Still, I’ll have to wear the same clothes two days in a row. At least I’ll have clean undergarments, having gotten directions at hotel check-in to the closest department store for a quick purchase of three items.

I wonder if what the airline is calling “delayed baggage” (interesting metaphorical choice of words) is a consequence of taking two airlines for one trip. I checked my bags on Delta to Washington and then caught American to New Hampshire.

After deplaning in Washington, I recall looking for and not seeing my flight on the departure monitors. The lines at every gate counter were long, so I wandered looking for my flight, and not the one leaving at 6:53, but mine, the one leaving at 4:50.

No luck.

Down this way, up that way, Nothing.

Finally, I found someone who could tell me where to board an American flight.

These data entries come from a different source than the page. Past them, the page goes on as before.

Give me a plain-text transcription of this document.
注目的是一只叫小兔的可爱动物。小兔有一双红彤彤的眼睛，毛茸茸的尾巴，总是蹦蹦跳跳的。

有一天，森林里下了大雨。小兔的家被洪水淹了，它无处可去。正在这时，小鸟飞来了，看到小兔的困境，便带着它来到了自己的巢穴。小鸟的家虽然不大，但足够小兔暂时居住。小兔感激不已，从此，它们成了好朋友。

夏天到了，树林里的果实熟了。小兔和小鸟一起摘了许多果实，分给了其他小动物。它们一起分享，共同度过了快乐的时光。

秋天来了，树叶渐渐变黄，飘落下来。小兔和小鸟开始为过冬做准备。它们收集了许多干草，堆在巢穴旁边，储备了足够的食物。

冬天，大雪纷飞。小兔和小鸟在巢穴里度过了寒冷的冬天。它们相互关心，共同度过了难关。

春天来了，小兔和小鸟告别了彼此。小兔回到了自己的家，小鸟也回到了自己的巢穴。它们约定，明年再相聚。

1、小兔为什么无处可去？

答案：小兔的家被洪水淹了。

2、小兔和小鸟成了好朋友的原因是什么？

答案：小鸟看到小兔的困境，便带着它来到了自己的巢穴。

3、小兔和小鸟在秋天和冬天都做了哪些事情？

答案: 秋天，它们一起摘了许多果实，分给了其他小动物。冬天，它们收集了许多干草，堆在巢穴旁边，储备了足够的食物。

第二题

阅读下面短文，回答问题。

Only, he didn’t know. He had on a badge, clearly an airport employee, and he didn’t know, either.


A black back of tiny toiletries.

As a consolation for my “delayed baggage,” an airline agent game me toiletries.

Up this way, down that way. A gate agent walking away from the gate, who told me I had to exit the A Terminal, past security and go to C and back through security.

On foot.

That wouldn’t happen at Atlanta-Hartsfield-Jackson International Airport (I think I got all the names in there), my home base airport.

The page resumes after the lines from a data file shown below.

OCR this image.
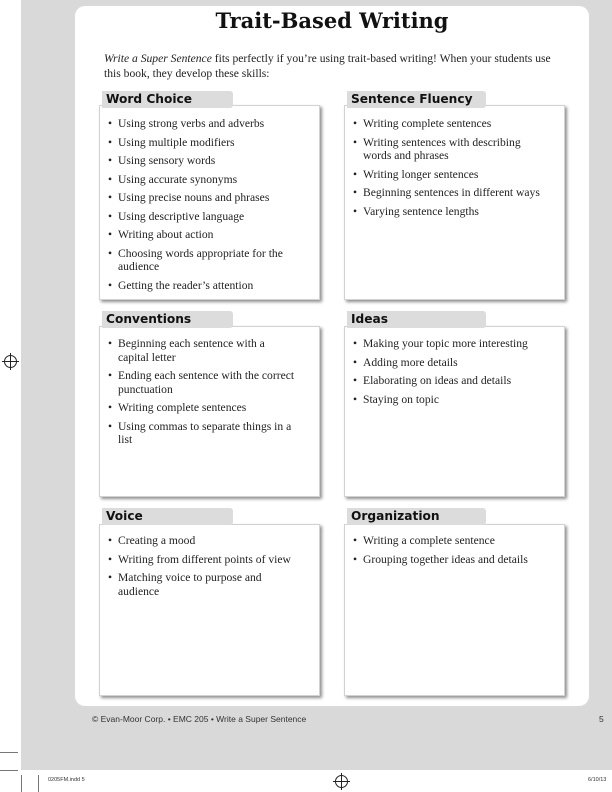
Trait-Based Writing

Write a Super Sentence fits perfectly if you’re using trait-based writing! When your students use this book, they develop these skills:

Word Choice
• Using strong verbs and adverbs
• Using multiple modifiers
• Using sensory words
• Using accurate synonyms
• Using precise nouns and phrases
• Using descriptive language
• Writing about action
• Choosing words appropriate for the audience
• Getting the reader’s attention
Sentence Fluency
• Writing complete sentences
• Writing sentences with describing words and phrases
• Writing longer sentences
• Beginning sentences in different ways
• Varying sentence lengths
Conventions
• Beginning each sentence with a capital letter
• Ending each sentence with the correct punctuation
• Writing complete sentences
• Using commas to separate things in a list
Ideas
• Making your topic more interesting
• Adding more details
• Elaborating on ideas and details
• Staying on topic
Voice
• Creating a mood
• Writing from different points of view
• Matching voice to purpose and audience
Organization
• Writing a complete sentence
• Grouping together ideas and details
© Evan-Moor Corp. • EMC 205 • Write a Super Sentence	5
0205FM.indd 5	6/10/13
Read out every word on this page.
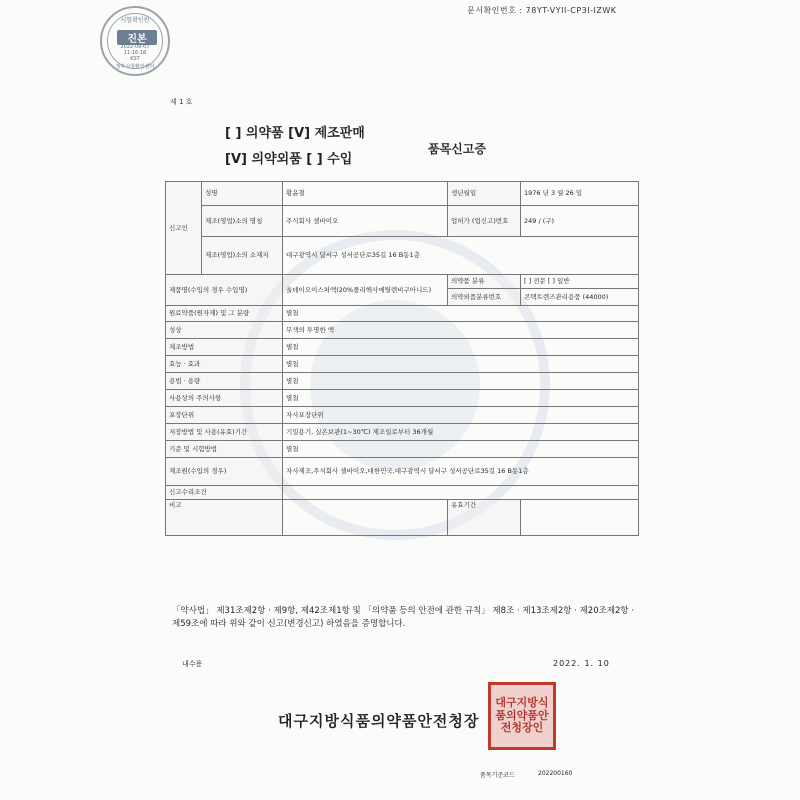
시험확인원
진본
2022-09-07
11:16:18
KST
정부시청확인센터
문서확인번호 : 78YT-VYII-CP3I-IZWK
제 1 호
[ ] 의약품 [V] 제조판매
[V] 의약외품 [ ] 수입
품목신고증
신고인	성명	황윤철	생년월일	1976 년 3 월 26 일
	제조(영업)소의 명칭	주식회사 셀바이오	업허가 (업신고)번호	249 / (구)
	제조(영업)소의 소재지	대구광역시 달서구 성서공단로35길 16 B동1층		
제품명(수입의 경우 수입명)		울데이모이스처액(20%폴리헥사메틸렌비구아니드)	의약품 분류	[ ] 전문 [ ] 일반
			의약외품분류번호	콘택트렌즈관리용품 (44000)
원료약품(원자재) 및 그 분량		별첨		
성상		무색의 투명한 액		
제조방법		별첨		
효능 · 효과		별첨		
용법 · 용량		별첨		
사용상의 주의사항		별첨		
포장단위		자사포장단위		
저장방법 및 사용(유효)기간		기밀용기, 실온보관(1~30℃) 제조일로부터 36개월		
기준 및 시험방법		별첨		
제조원(수입의 경우)		자사제조,주식회사 셀바이오,대한민국,대구광역시 달서구 성서공단로35길 16 B동1층		
신고수리조건				
비고			유효기간	
「약사법」 제31조제2항 · 제9항, 제42조제1항 및 「의약품 등의 안전에 관한 규칙」 제8조 · 제13조제2항 · 제20조제2항 · 제59조에 따라 위와 같이 신고(변경신고) 하였음을 증명합니다.
내수용	2022. 1. 10
대구지방식품의약품안전청장
대구지방식품의약품안전청장인
품목기준코드	202200160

Well, I still would have had to walk a bit, but at least I would have been able to catch a train between terminals and wouldn’t have had to go back through security.

The only (ONLY) plus to going back through security was that I got to show off my black polka-dotted socks as I walked shoeless all the way from the baggage screening area to my gate.

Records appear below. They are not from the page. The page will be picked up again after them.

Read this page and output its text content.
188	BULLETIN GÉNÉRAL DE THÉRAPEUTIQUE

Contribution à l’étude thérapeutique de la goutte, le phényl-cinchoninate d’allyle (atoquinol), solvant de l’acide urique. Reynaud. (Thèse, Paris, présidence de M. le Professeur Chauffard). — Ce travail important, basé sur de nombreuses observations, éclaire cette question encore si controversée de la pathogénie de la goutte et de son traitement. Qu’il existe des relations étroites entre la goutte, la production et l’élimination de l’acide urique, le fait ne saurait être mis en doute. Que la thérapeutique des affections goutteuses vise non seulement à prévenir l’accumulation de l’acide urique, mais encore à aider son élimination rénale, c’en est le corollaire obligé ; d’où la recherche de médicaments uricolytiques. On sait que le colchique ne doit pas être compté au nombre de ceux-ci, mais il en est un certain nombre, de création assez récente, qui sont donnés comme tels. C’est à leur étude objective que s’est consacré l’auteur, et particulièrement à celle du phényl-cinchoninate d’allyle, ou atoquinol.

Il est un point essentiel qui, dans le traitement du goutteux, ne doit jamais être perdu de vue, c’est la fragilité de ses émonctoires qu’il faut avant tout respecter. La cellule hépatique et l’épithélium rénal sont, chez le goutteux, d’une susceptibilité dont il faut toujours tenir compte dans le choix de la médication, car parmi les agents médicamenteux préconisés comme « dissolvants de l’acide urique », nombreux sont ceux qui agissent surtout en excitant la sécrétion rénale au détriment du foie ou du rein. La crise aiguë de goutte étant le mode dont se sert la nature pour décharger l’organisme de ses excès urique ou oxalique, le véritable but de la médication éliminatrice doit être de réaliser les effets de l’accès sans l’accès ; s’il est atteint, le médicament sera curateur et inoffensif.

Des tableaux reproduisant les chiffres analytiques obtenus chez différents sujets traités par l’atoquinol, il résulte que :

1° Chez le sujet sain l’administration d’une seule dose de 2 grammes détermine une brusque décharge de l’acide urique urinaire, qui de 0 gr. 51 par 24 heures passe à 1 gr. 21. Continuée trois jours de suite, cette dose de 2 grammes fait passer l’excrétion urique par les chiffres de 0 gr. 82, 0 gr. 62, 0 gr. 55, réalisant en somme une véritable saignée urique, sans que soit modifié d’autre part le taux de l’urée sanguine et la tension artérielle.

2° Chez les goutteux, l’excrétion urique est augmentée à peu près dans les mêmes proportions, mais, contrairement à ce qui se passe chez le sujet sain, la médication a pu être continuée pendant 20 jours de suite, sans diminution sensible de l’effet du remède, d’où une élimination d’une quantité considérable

Well, a gate. The wrong gate.

I had heard my name on the intercom, telling me to go immediately down the escalators for immediate boarding.

I immediately went down the escalators to Door 1 and handed the agent my ticket.

“WRONG FLIGHT” flashed in red and filled the monitor.

“Where are you headed?” the agent asked.

“Manchester,” I said.

“I’m boarding for Chicago. You need to go down there,” he said, motioning to “down there.”

I walked down there, not fully knowing where there was.

And then, I was there, as a crowded bus — with just enough floor space for me and my computer bag — waited to take me to my US Airways plane (I had forgotten US Airways and American had merged), a plane with barely had enough room in the overhead bin for my bag. I actually had to remove power cords, snacks and such to make it fit.

All the while, never thinking once about my mustard yellow, hard-sided, plastic, 360-degree rolling bag with a pull-up handle, the one with a built-in baggage tag that I had just written my name on a few hours before.

The bag that had my coat (the temperature was about 70 when I left Georgia), my clothing for the next three days, my large bottle of ibuprofen and my secret weapon against the cold: a pair of fleece-lined tights.

And my toiletries.

When I reported my “delayed baggage,” an agent gave me a small toiletries kit with a toothbrush, shampoo, deodorant, a shaving kit, and a facial wipe — all stamped with US Airways.

The two things she couldn’t give me was a reassurance that my bag and I soon would be reunited, and she couldn’t give me a bar of the soap I’ve used for more than 10 years, a scented soap no longer made.

Only once before has my bag been lost while flying. That time, a gazillion years ago, we were separated for three days. At that point, I decided to always keep a change of clothes and my toiletries in my carry-on bag.

But after years of flying for a gazillion more years and not having lost a bag, I stopped the ritual.

It’s 36 degrees outside in New Hampshire as I write this, and the temperature will drop to freezing by the time I set off for work.

I have no coat, and I miss my soap already.